Wild at Heart: Wellington Airport

Wellington Airport MarketingBranding expert Ken Cato is the man that some major companies turn to for help with overhauling their branding. His clients include Taiwan’s BenQ, Germany’s Siemens, Australia’s Commonwealth Bank and most recently, Dubai World Central, the world’s largest planned airport. He believes that building iconic brands require companies to dare to be different and have a clear idea of their corporate identity. He positioned Wellington Airport.

Australian branding and design guru Ken Cato is known for his deep-seated fondness for black-and-white monochrome minimalism. Yet he has a less than black-and-white approach to helping his clients build their own brands, advocating a focus on defining the objectives and being open-minded in achieving them.
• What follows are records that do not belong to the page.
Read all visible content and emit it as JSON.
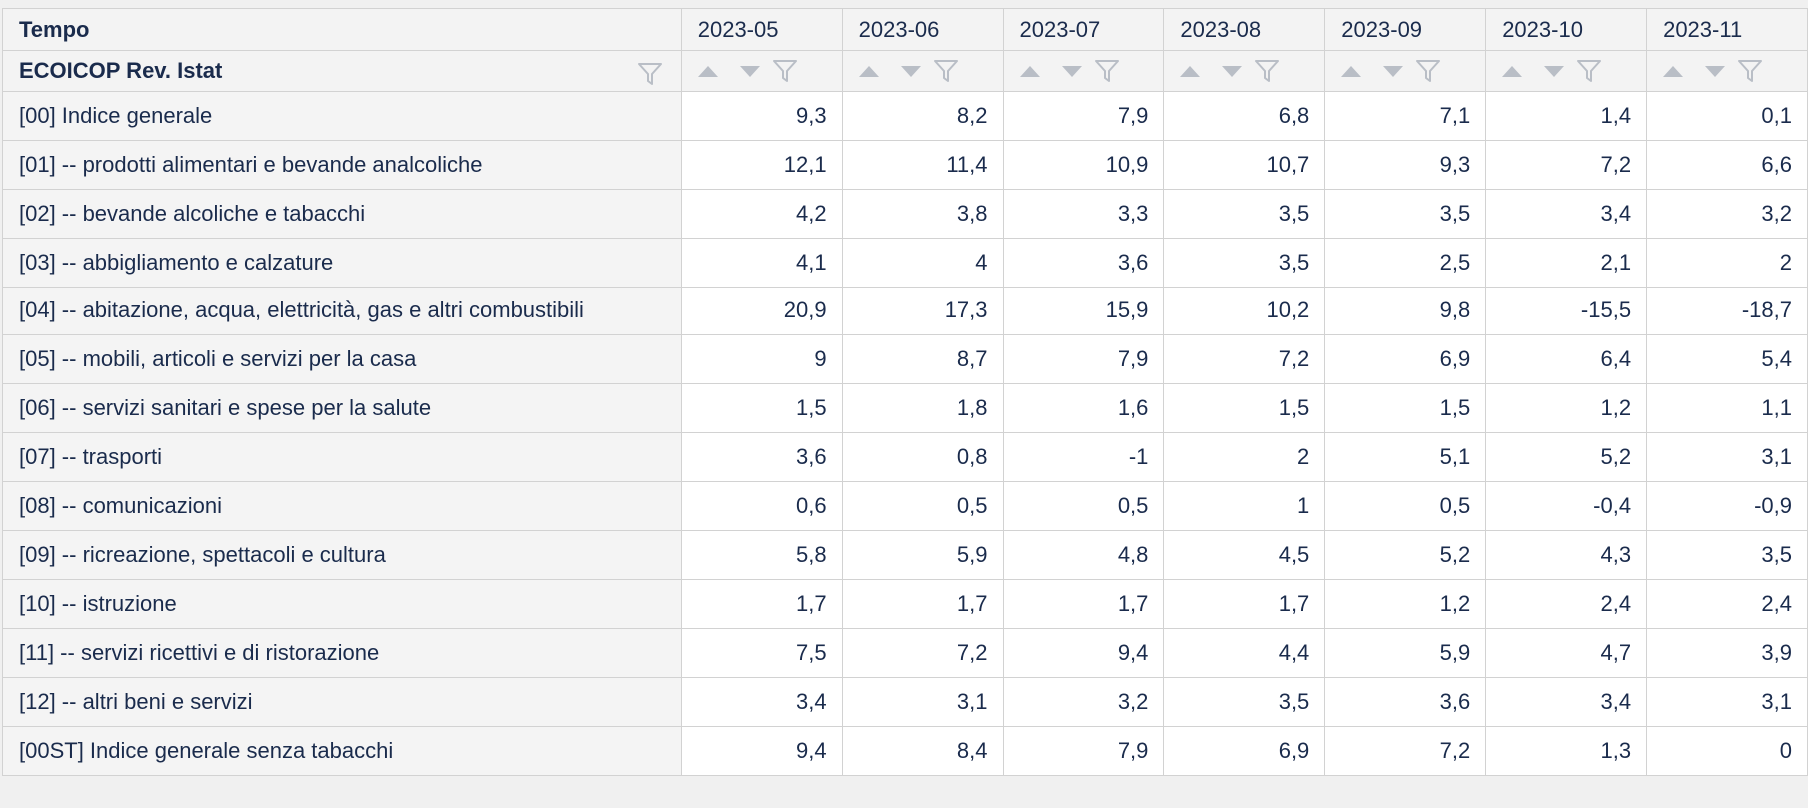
{
  "table": {
    "row_header_title": "Tempo",
    "dimension_label": "ECOICOP Rev. Istat",
    "columns": [
      "2023-05",
      "2023-06",
      "2023-07",
      "2023-08",
      "2023-09",
      "2023-10",
      "2023-11"
    ],
    "rows": [
      {
        "label": "[00] Indice generale",
        "values": [
          "9,3",
          "8,2",
          "7,9",
          "6,8",
          "7,1",
          "1,4",
          "0,1"
        ]
      },
      {
        "label": "[01] -- prodotti alimentari e bevande analcoliche",
        "values": [
          "12,1",
          "11,4",
          "10,9",
          "10,7",
          "9,3",
          "7,2",
          "6,6"
        ]
      },
      {
        "label": "[02] -- bevande alcoliche e tabacchi",
        "values": [
          "4,2",
          "3,8",
          "3,3",
          "3,5",
          "3,5",
          "3,4",
          "3,2"
        ]
      },
      {
        "label": "[03] -- abbigliamento e calzature",
        "values": [
          "4,1",
          "4",
          "3,6",
          "3,5",
          "2,5",
          "2,1",
          "2"
        ]
      },
      {
        "label": "[04] -- abitazione, acqua, elettricità, gas e altri combustibili",
        "values": [
          "20,9",
          "17,3",
          "15,9",
          "10,2",
          "9,8",
          "-15,5",
          "-18,7"
        ]
      },
      {
        "label": "[05] -- mobili, articoli e servizi per la casa",
        "values": [
          "9",
          "8,7",
          "7,9",
          "7,2",
          "6,9",
          "6,4",
          "5,4"
        ]
      },
      {
        "label": "[06] -- servizi sanitari e spese per la salute",
        "values": [
          "1,5",
          "1,8",
          "1,6",
          "1,5",
          "1,5",
          "1,2",
          "1,1"
        ]
      },
      {
        "label": "[07] -- trasporti",
        "values": [
          "3,6",
          "0,8",
          "-1",
          "2",
          "5,1",
          "5,2",
          "3,1"
        ]
      },
      {
        "label": "[08] -- comunicazioni",
        "values": [
          "0,6",
          "0,5",
          "0,5",
          "1",
          "0,5",
          "-0,4",
          "-0,9"
        ]
      },
      {
        "label": "[09] -- ricreazione, spettacoli e cultura",
        "values": [
          "5,8",
          "5,9",
          "4,8",
          "4,5",
          "5,2",
          "4,3",
          "3,5"
        ]
      },
      {
        "label": "[10] -- istruzione",
        "values": [
          "1,7",
          "1,7",
          "1,7",
          "1,7",
          "1,2",
          "2,4",
          "2,4"
        ]
      },
      {
        "label": "[11] -- servizi ricettivi e di ristorazione",
        "values": [
          "7,5",
          "7,2",
          "9,4",
          "4,4",
          "5,9",
          "4,7",
          "3,9"
        ]
      },
      {
        "label": "[12] -- altri beni e servizi",
        "values": [
          "3,4",
          "3,1",
          "3,2",
          "3,5",
          "3,6",
          "3,4",
          "3,1"
        ]
      },
      {
        "label": "[00ST] Indice generale senza tabacchi",
        "values": [
          "9,4",
          "8,4",
          "7,9",
          "6,9",
          "7,2",
          "1,3",
          "0"
        ]
      }
    ]
  },
  "icons": {
    "sort_ascending": "triangle-up-icon",
    "sort_descending": "triangle-down-icon",
    "filter": "funnel-icon"
  },
  "colors": {
    "text": "#1a2b4c",
    "header_bg": "#f3f3f3",
    "border": "#d2d2d2",
    "icon": "#b9bec6"
  }
}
To build brand equity effectively, companies need to know what they want to communicate. Consistency in brand communication is also vital as it’s senseless for companies to have different messages for different audiences when information is readily available online. Moreover, the delineation between audiences is blurring as people are wearing ‘multiple hats’ these days, Cato says. By that he means that a company’s customers can also be its employees, shareholders or its critics.

“It’s the consistency of those messages that builds a brand in people’s minds. So we better be pretty careful what we’re saying is consistent, knowing that everybody’s got access to all the information.”
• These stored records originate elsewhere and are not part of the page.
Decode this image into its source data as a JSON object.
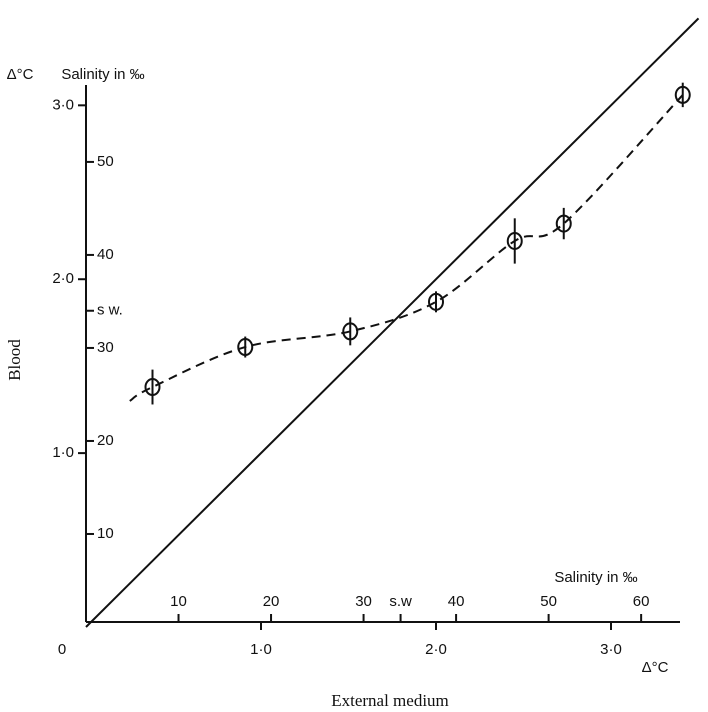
{
  "chart_data": {
    "type": "scatter",
    "x_label": "External medium",
    "y_label": "Blood",
    "x_unit_label": "Δ°C",
    "y_unit_label": "Δ°C",
    "x2_label": "Salinity in ‰",
    "y2_label": "Salinity in ‰",
    "xlim": [
      0,
      3.5
    ],
    "ylim": [
      0,
      3.6
    ],
    "xticks": [
      0,
      {
        "value": 1,
        "label": "1·0"
      },
      {
        "value": 2,
        "label": "2·0"
      },
      {
        "value": 3,
        "label": "3·0"
      }
    ],
    "yticks": [
      {
        "value": 1,
        "label": "1·0"
      },
      {
        "value": 2,
        "label": "2·0"
      },
      {
        "value": 3,
        "label": "3·0"
      }
    ],
    "x2lim": [
      0,
      66.2
    ],
    "x2ticks": [
      10,
      20,
      30,
      {
        "value": 34,
        "label": "s.w"
      },
      40,
      50,
      60
    ],
    "y2lim": [
      0,
      67.3
    ],
    "y2ticks": [
      10,
      20,
      30,
      {
        "value": 34,
        "label": "s w."
      },
      40,
      50
    ],
    "series": [
      {
        "x": [
          0.38,
          0.91,
          1.51,
          2.0,
          2.45,
          2.73,
          3.41
        ],
        "values": [
          1.38,
          1.61,
          1.7,
          1.87,
          2.22,
          2.32,
          3.06
        ],
        "errors": [
          0.06,
          0.02,
          0.04,
          0.02,
          0.09,
          0.05,
          0.03
        ],
        "color": "#111"
      },
      {
        "x": [
          0.25,
          0.38,
          0.91,
          1.51,
          2.0,
          2.45,
          2.73,
          3.41
        ],
        "values": [
          1.3,
          1.38,
          1.61,
          1.7,
          1.87,
          2.22,
          2.32,
          3.06
        ],
        "dashed": true,
        "color": "#111"
      },
      {
        "x": [
          0,
          3.5
        ],
        "values": [
          0,
          3.5
        ],
        "dashed": false,
        "color": "#111"
      }
    ]
  }
}
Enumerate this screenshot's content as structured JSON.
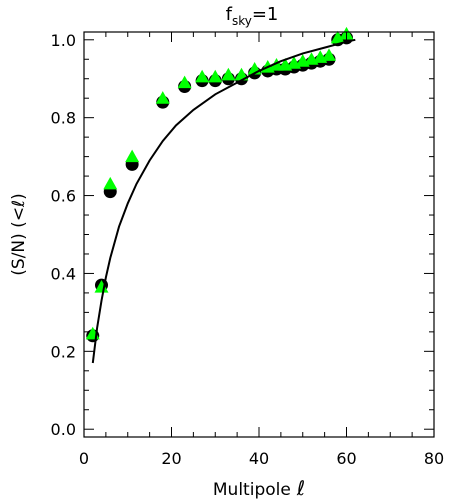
{
  "chart_data": {
    "type": "scatter",
    "title": "f",
    "title_subscript": "sky",
    "title_suffix": "=1",
    "xlabel": "Multipole",
    "xlabel_symbol": "ℓ",
    "ylabel": "(S/N) (<ℓ)",
    "xlim": [
      0,
      80
    ],
    "ylim": [
      -0.02,
      1.02
    ],
    "xticks": [
      0,
      20,
      40,
      60,
      80
    ],
    "xtick_labels": [
      "0",
      "20",
      "40",
      "60",
      "80"
    ],
    "yticks": [
      0.0,
      0.2,
      0.4,
      0.6,
      0.8,
      1.0
    ],
    "ytick_labels": [
      "0.0",
      "0.2",
      "0.4",
      "0.6",
      "0.8",
      "1.0"
    ],
    "grid": false,
    "colors": {
      "circles": "#000000",
      "triangles": "#00ff00",
      "curve": "#000000"
    },
    "series": [
      {
        "marker": "circle",
        "x": [
          2,
          4,
          6,
          11,
          18,
          23,
          27,
          30,
          33,
          36,
          39,
          42,
          44,
          46,
          48,
          50,
          52,
          54,
          56,
          58,
          60
        ],
        "values": [
          0.24,
          0.37,
          0.61,
          0.68,
          0.84,
          0.88,
          0.895,
          0.895,
          0.9,
          0.9,
          0.915,
          0.92,
          0.925,
          0.925,
          0.93,
          0.935,
          0.94,
          0.945,
          0.95,
          1.0,
          1.005
        ]
      },
      {
        "marker": "triangle",
        "x": [
          2,
          4,
          6,
          11,
          18,
          23,
          27,
          30,
          33,
          36,
          39,
          42,
          44,
          46,
          48,
          50,
          52,
          54,
          56,
          58,
          60
        ],
        "values": [
          0.24,
          0.36,
          0.625,
          0.695,
          0.845,
          0.885,
          0.9,
          0.9,
          0.905,
          0.905,
          0.92,
          0.925,
          0.93,
          0.93,
          0.935,
          0.94,
          0.945,
          0.95,
          0.955,
          1.0,
          1.01
        ]
      },
      {
        "marker": "line",
        "x": [
          2,
          3,
          4,
          5,
          6,
          8,
          10,
          12,
          15,
          18,
          21,
          25,
          30,
          35,
          40,
          45,
          50,
          55,
          60,
          62
        ],
        "values": [
          0.17,
          0.26,
          0.33,
          0.39,
          0.44,
          0.52,
          0.58,
          0.63,
          0.69,
          0.74,
          0.78,
          0.82,
          0.86,
          0.89,
          0.92,
          0.945,
          0.965,
          0.98,
          0.995,
          1.0
        ]
      }
    ]
  }
}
While Cato advocates the importance of having distinctive differences in branding, he acknowledges that his recent ‘Wild at Heart’ campaign for New Zealand’s Wellington Airport was based on the city’s reputation for being the ‘Windy City.’

But shouldn’t he have steered away from the obvious to find other branding angles?
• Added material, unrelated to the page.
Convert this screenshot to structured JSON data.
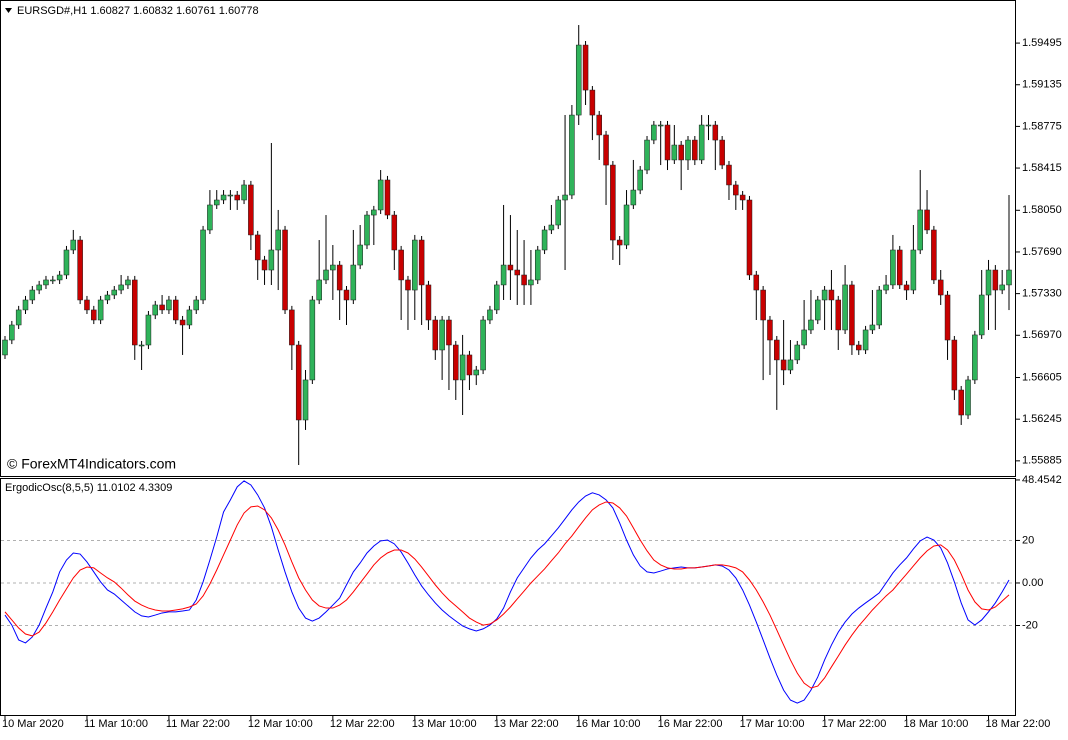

“If you’ve got a foundation of things that people know or language that people know, you’ve already got a start. There’s already an affinity,” he replies.

“Anybody that’s been to Wellington knows that the wind blows like heck down there and so you don’t get surprised when you talk about the wind and Wellington in the same breath,”

“The thing that is unusual is being able to look at it, if you like, almost poke fun at yourself and to go ‘if that’s what we’re known for, how do we bring that to life?’”

Indeed, the use of the wind as a ‘base language’ is central to the campaign’s expression of the wind’s ‘different personalities’ of fun, freedom, and celebration, Cato says.

“So while it’s got those personality characteristics, if they are put together in the right situations, you have an even chance of delivering all sorts of messages.”